The owner of Lot 2 claimed a right to access his lot over the adjacent Lot 1. The owner of Lot 1 sued to quiet title. The owner of Lot 2 counterclaimed, asserting various express or implied easements and in the alternative a private condemnation. The superior court found no express or implied easement but allowed Lot 2 to privately condemn a route over Lot 1. The owner of Lot 1 appealed and the owner of Lot 2 cross-appealed. The Court of Appeals affirmed and remanded for further proceedings on the private condemnation.
Among other things, Lot 2 claimed the benefit of an express easement, created in 2000. The Court of Appeals rejected this argument, holding that the express easement had been terminated during subsequent periods of common ownership and not revived by subsequent severances.
Lot 2 also claimed an implied way of necessity. The Court of Appeals rejected this argument because it concluded that Lot 2 had no legal access, and did not show a lack of reasonable access, at the time of the relevant severance. Along the way, the Court held that the appropriate way to analyze unity of ownership when two owners are technically different is whether there is effectively unified control over the land.

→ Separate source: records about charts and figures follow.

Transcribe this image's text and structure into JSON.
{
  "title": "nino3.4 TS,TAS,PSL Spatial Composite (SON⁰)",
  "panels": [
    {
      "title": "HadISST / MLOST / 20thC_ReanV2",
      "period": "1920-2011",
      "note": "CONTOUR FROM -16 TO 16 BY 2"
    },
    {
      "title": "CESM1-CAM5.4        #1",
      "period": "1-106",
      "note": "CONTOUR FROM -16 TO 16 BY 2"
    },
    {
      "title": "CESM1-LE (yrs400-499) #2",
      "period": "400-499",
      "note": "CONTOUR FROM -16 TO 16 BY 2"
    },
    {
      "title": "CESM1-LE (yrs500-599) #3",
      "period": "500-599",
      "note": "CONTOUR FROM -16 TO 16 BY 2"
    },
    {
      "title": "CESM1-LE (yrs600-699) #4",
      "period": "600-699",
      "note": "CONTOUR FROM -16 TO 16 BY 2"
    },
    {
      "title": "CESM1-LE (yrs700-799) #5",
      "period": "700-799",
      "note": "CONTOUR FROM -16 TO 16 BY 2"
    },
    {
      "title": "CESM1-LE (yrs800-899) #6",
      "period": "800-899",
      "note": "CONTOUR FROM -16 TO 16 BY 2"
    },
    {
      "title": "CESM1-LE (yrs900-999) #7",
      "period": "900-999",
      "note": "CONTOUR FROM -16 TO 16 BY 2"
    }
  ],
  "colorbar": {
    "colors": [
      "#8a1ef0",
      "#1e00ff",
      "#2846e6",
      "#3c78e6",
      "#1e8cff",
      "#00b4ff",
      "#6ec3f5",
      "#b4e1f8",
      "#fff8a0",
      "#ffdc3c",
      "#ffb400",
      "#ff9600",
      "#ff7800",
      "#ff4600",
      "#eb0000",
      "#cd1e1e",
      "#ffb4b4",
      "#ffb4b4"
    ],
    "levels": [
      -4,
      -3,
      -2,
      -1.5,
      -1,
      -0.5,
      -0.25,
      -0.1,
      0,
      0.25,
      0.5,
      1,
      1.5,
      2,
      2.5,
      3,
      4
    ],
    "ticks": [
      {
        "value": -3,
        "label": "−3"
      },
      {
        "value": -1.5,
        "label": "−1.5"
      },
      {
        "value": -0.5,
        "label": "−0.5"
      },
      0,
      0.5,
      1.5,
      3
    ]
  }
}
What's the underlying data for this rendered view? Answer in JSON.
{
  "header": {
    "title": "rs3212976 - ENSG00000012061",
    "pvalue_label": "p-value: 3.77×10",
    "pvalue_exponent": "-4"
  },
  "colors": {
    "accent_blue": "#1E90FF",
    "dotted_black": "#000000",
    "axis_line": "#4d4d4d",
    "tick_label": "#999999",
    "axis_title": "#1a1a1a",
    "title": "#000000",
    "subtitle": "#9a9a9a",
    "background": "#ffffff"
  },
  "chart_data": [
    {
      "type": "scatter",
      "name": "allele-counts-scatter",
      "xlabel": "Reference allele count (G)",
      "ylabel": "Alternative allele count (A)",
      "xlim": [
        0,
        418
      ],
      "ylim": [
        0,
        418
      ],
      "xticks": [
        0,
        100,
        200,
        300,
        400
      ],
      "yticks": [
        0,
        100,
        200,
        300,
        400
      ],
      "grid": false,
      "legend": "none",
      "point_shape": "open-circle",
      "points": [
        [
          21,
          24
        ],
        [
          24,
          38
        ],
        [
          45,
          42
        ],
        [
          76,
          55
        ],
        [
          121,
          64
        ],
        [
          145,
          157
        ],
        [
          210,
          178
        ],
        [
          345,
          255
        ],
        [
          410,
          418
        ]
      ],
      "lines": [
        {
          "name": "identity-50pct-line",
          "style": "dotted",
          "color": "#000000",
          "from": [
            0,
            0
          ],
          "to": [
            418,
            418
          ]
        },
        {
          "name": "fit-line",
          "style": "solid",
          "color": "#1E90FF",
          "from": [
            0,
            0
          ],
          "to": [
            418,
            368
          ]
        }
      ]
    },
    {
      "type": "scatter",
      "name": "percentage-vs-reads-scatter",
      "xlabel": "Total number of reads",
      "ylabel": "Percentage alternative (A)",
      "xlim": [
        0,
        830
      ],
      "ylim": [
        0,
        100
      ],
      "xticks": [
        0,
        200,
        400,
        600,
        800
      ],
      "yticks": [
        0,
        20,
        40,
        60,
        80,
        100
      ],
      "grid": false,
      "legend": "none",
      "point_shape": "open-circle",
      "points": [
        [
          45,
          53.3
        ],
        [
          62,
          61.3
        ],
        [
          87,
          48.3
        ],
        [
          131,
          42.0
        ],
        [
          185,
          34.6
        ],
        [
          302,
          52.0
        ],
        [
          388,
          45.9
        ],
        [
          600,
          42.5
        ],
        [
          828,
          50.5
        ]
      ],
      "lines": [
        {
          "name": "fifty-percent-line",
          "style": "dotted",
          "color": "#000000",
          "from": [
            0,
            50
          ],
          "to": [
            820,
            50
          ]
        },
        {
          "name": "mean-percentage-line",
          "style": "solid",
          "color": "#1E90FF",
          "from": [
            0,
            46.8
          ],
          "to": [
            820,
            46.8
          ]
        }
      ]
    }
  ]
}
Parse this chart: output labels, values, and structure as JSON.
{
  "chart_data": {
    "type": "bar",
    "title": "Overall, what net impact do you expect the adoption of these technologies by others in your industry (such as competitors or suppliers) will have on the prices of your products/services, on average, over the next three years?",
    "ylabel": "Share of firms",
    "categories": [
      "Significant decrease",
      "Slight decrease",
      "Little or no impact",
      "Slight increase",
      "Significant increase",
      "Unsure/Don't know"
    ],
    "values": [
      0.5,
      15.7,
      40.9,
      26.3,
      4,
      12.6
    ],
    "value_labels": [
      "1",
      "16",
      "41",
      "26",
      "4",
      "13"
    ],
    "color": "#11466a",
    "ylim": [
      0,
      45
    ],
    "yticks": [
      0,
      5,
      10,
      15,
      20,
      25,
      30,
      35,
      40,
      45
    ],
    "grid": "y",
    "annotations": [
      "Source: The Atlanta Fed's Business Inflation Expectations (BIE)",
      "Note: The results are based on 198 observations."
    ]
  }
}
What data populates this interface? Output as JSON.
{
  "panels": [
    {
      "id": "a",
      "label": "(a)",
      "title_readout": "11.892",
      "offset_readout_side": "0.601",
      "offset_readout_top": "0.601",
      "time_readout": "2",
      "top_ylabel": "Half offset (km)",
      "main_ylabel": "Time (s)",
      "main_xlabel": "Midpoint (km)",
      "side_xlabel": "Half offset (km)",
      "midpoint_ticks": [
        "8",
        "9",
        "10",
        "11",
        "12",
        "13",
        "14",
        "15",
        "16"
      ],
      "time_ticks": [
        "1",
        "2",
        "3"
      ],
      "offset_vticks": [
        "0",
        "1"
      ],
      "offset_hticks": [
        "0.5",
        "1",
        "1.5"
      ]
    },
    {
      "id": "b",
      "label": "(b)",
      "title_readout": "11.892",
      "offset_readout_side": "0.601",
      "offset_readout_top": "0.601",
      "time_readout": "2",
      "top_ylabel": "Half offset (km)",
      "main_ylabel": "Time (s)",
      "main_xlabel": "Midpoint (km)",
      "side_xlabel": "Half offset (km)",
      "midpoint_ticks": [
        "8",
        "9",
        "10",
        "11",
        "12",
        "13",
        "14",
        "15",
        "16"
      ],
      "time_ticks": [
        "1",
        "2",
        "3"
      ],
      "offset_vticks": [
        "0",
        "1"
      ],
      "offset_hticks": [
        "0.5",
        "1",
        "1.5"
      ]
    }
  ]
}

Finally, the Court held that Lot 2 could privately condemn a route through Lot 1 under A.R.S. § 12-1202(A). The Court held that although there was a previous route that might have been adequate at the time, it was no longer a reasonable alternative. Lot 2 was also not required to seek alternative routes for which it did not have legal access. The Court of Appeals therefore remanded for a private condemnation, directing that the superior court was to determine the route if the parties disagreed, that the judgment must contain the route and the amount of compensation for that route, and that Lot 2 will have rights to the route only after compensating Lot 1.
Judge McMurdie authored the opinion of the Court, in which Judges Campbell and Cattani joined.